Był to świetny pomysł żeby się rozluźnic po tak ciężkim dniu nauki w dodatku właśnie zaczynał się weekend ponieważ był piątek. W szkole spojrzałam sie jeszcze raz na zegarek który trzymałam w ręce. Była 15:30. Za 6 minut miał przyjechac mój autobus , więc wzięłam szybko rzeczy , zamknęłam szafkę , ubrałam się i wyszłam w pośpiechu. Na przystanek prawie biegłam . Na szczęście się nie spóźniłam. Gdy w końcu weszłam do domu od razu pobiegłam na górę aby wybrac rzeczy na zabawę. No super, jak zwykle nic nie miałam. Wzięłam więc najzwyklejsze czarne rurki i top. Był to dośc wyzywający strój , ale nie zważałam na to. I pobiegłam do łazienki. Po umyciu się i ubraniu nałożyłam lekki makijaż i wyszłam z domu. Chris mieszkał niedaleko mnie więc ten pierwszy raz się nie spóźniłam. Na imprezie było mnóstwo alkoholu i z daleka można było wyczuc najróżniejsze prochy. Choc byłam równo o 20 można było już zobaczyc pijanych i nacpanych ludzi. Mimo dużego tłoku bo zaprosił tam chyba całą szkołe szybko mnie odnalazł.
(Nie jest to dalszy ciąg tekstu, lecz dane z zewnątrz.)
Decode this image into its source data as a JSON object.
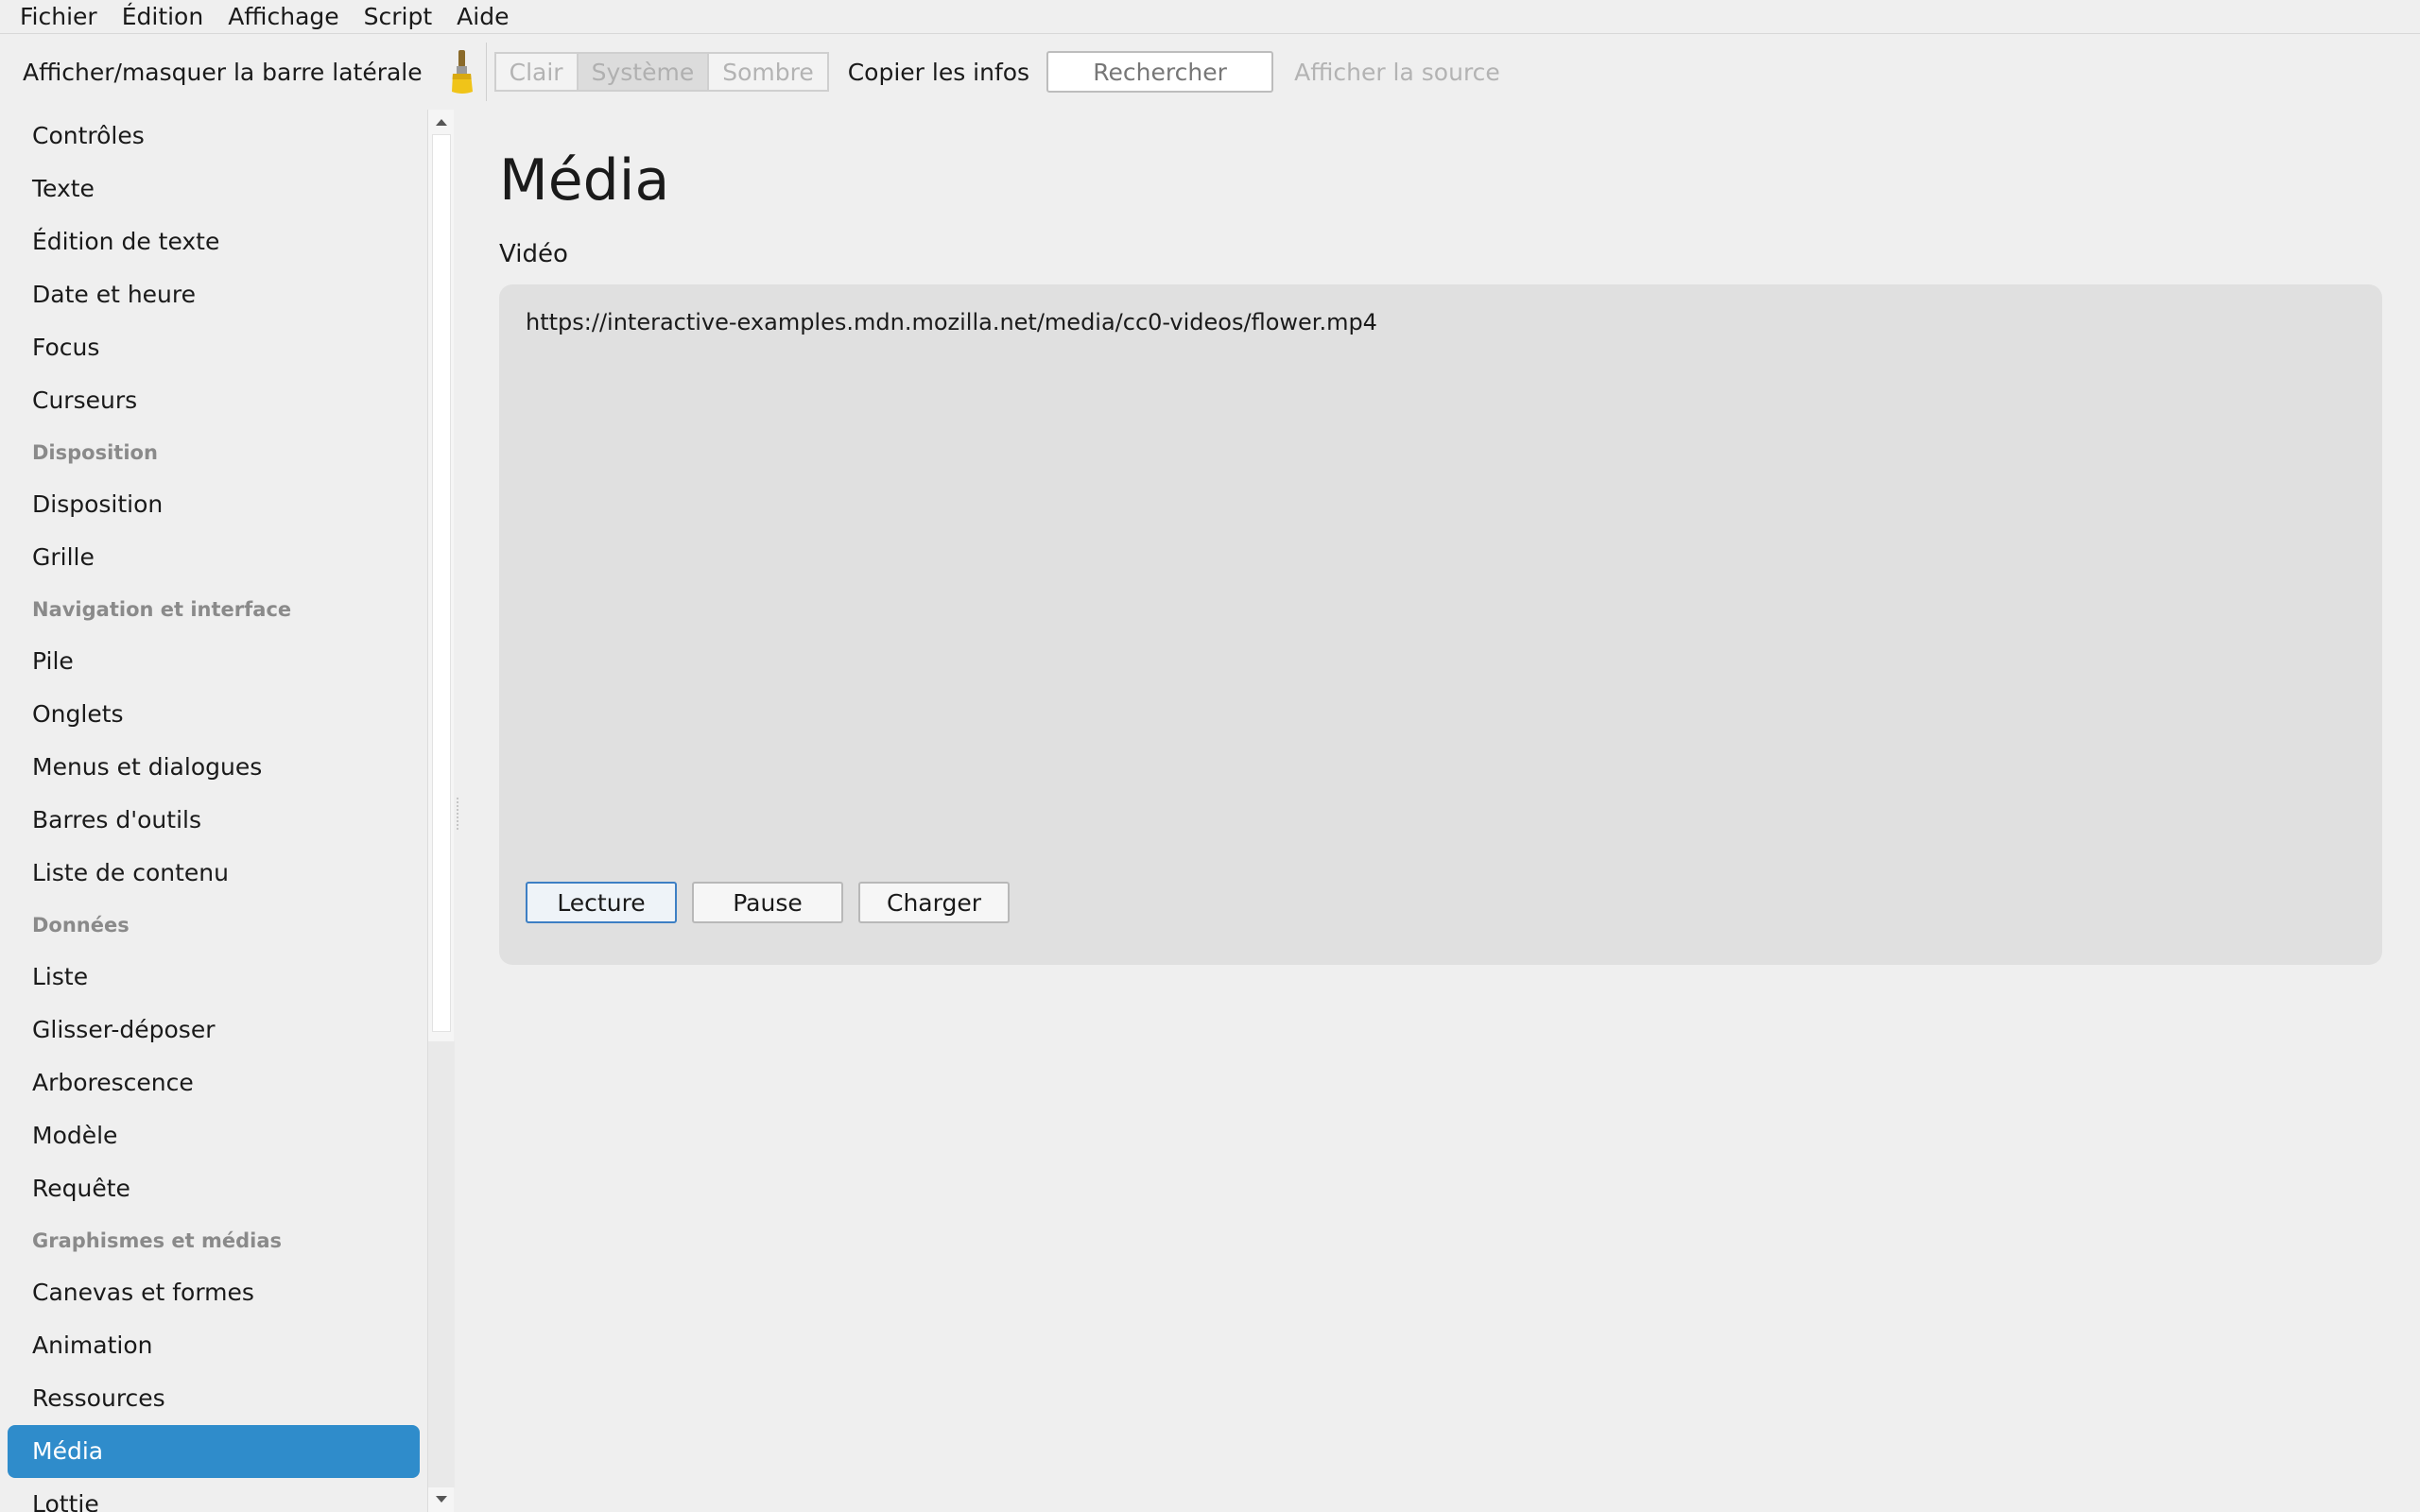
{
  "menubar": {
    "items": [
      "Fichier",
      "Édition",
      "Affichage",
      "Script",
      "Aide"
    ]
  },
  "toolbar": {
    "sidebar_toggle_label": "Afficher/masquer la barre latérale",
    "brush_icon": "paintbrush-icon",
    "theme_buttons": [
      "Clair",
      "Système",
      "Sombre"
    ],
    "theme_selected": "Système",
    "copy_info_label": "Copier les infos",
    "search_placeholder": "Rechercher",
    "show_source_label": "Afficher la source"
  },
  "sidebar": {
    "entries": [
      {
        "type": "item",
        "label": "Contrôles"
      },
      {
        "type": "item",
        "label": "Texte"
      },
      {
        "type": "item",
        "label": "Édition de texte"
      },
      {
        "type": "item",
        "label": "Date et heure"
      },
      {
        "type": "item",
        "label": "Focus"
      },
      {
        "type": "item",
        "label": "Curseurs"
      },
      {
        "type": "header",
        "label": "Disposition"
      },
      {
        "type": "item",
        "label": "Disposition"
      },
      {
        "type": "item",
        "label": "Grille"
      },
      {
        "type": "header",
        "label": "Navigation et interface"
      },
      {
        "type": "item",
        "label": "Pile"
      },
      {
        "type": "item",
        "label": "Onglets"
      },
      {
        "type": "item",
        "label": "Menus et dialogues"
      },
      {
        "type": "item",
        "label": "Barres d'outils"
      },
      {
        "type": "item",
        "label": "Liste de contenu"
      },
      {
        "type": "header",
        "label": "Données"
      },
      {
        "type": "item",
        "label": "Liste"
      },
      {
        "type": "item",
        "label": "Glisser-déposer"
      },
      {
        "type": "item",
        "label": "Arborescence"
      },
      {
        "type": "item",
        "label": "Modèle"
      },
      {
        "type": "item",
        "label": "Requête"
      },
      {
        "type": "header",
        "label": "Graphismes et médias"
      },
      {
        "type": "item",
        "label": "Canevas et formes"
      },
      {
        "type": "item",
        "label": "Animation"
      },
      {
        "type": "item",
        "label": "Ressources"
      },
      {
        "type": "item",
        "label": "Média",
        "selected": true
      },
      {
        "type": "item",
        "label": "Lottie"
      }
    ]
  },
  "main": {
    "title": "Média",
    "section_label": "Vidéo",
    "video_url": "https://interactive-examples.mdn.mozilla.net/media/cc0-videos/flower.mp4",
    "buttons": {
      "play": "Lecture",
      "pause": "Pause",
      "load": "Charger"
    }
  },
  "colors": {
    "selection": "#2f8ccb",
    "panel_background": "#e0e0e0",
    "window_background": "#efefef"
  }
}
- O Aliiiice !!! Jesteś!! WOW nie spóźniłaś się ...
- Tak , ten pierwszy raz musi byc - czułam się troche skrępowana tą sytuacją bo widziałam że był już w ciężkim stanie. 
Po krótkiej rozmowie oddałam się w wir zabawy. Przy barze za każdym razem  prosiłam barmana o jakiś niebieski napój którego nawet nazwy nie znałam. Gdy byłam ledwo trzeźwo myśląca i siedziałam na stołku przy barze podeszła do mnie grupka chłopaków, na moje oko byli starsi, 
- cześc piękna - powiedział zielonooki chłopak
- nie mam ochoty na nic co mi będziesz chciał zaproponowac- powiedziałam to i prychnęłam głośniej niż chciałam
- ooo , widzisz ty mnie pewnie jeszcze nie znasz bo zapewne niedawno się tu wprowadziłaś także... jestem Harry Styles, nikt mi niczego ne odmawia.. - mówiąc to siadł obok mnie. Co kurwa ?!? Co on sobie w ogóle wyobraża ? To miało byc miłe powitanie ? 
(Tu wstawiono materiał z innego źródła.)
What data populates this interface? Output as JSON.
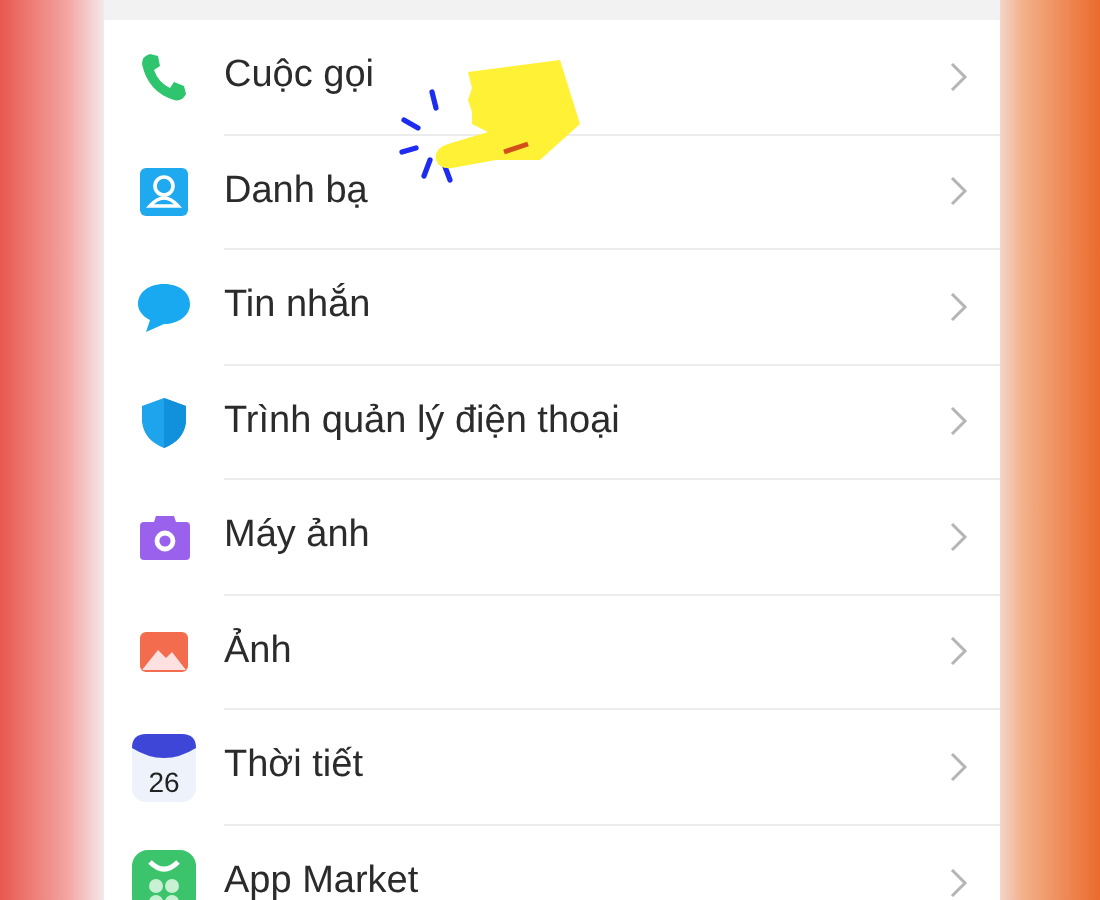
{
  "settings_list": [
    {
      "kind": "phone",
      "label": "Cuộc gọi"
    },
    {
      "kind": "contacts",
      "label": "Danh bạ"
    },
    {
      "kind": "message",
      "label": "Tin nhắn"
    },
    {
      "kind": "shield",
      "label": "Trình quản lý điện thoại"
    },
    {
      "kind": "camera",
      "label": "Máy ảnh"
    },
    {
      "kind": "gallery",
      "label": "Ảnh"
    },
    {
      "kind": "weather",
      "label": "Thời tiết",
      "icon_text": "26"
    },
    {
      "kind": "market",
      "label": "App Market"
    }
  ]
}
- W takim razie będę tą pierwszą osobą -jak i pewnie jedyną która popełnia ten błąd. Wstałam z krzesła i poszłam w stronę wyjścia.Nagle poczułam czyjąś rękę na biodrze i aż odskoczyłam ze strachu. Był to Styles ze swoją bandą którzy aktualnie się ze mnie śmiali. Wykorzystałam tą sytuację i pospiesznie wyszłam. Czułam że ktoś za mną idzie więc przyspieszyłam kroku. I znowu to poczułam.... silny ucisk na biodrze. Strasznie się wystraszyłam , ale nie odwróciłam się.
-Myślałaś że mi uciekniesz ? Nie powinnaś chodzic sama o tak późnej porze...-znowu ten chłopak.. znam go od jakichś 5 minut , a już go nie lubię. O co mu chodziło z tym uciekaniem ?!? NIE JETEM JEGO ZABAWKĄ!!
- Podwiozę Cię do domu - zaproponował. Rzygać m się chciało na to jaki z niego gentleman
- Nie trzeba , dam sobie rade. Po czym udeżyłam go w rękę (co go raczej nie bolało) i odeszłam. Bardzo szybko tego pożałowałam, gdyż uderzył mnie w brzuch. Zrobił to z taką siłą , że z wielkim hukiem upadłam na ziemię i zaczęło mi się robic ciemno przed oczami...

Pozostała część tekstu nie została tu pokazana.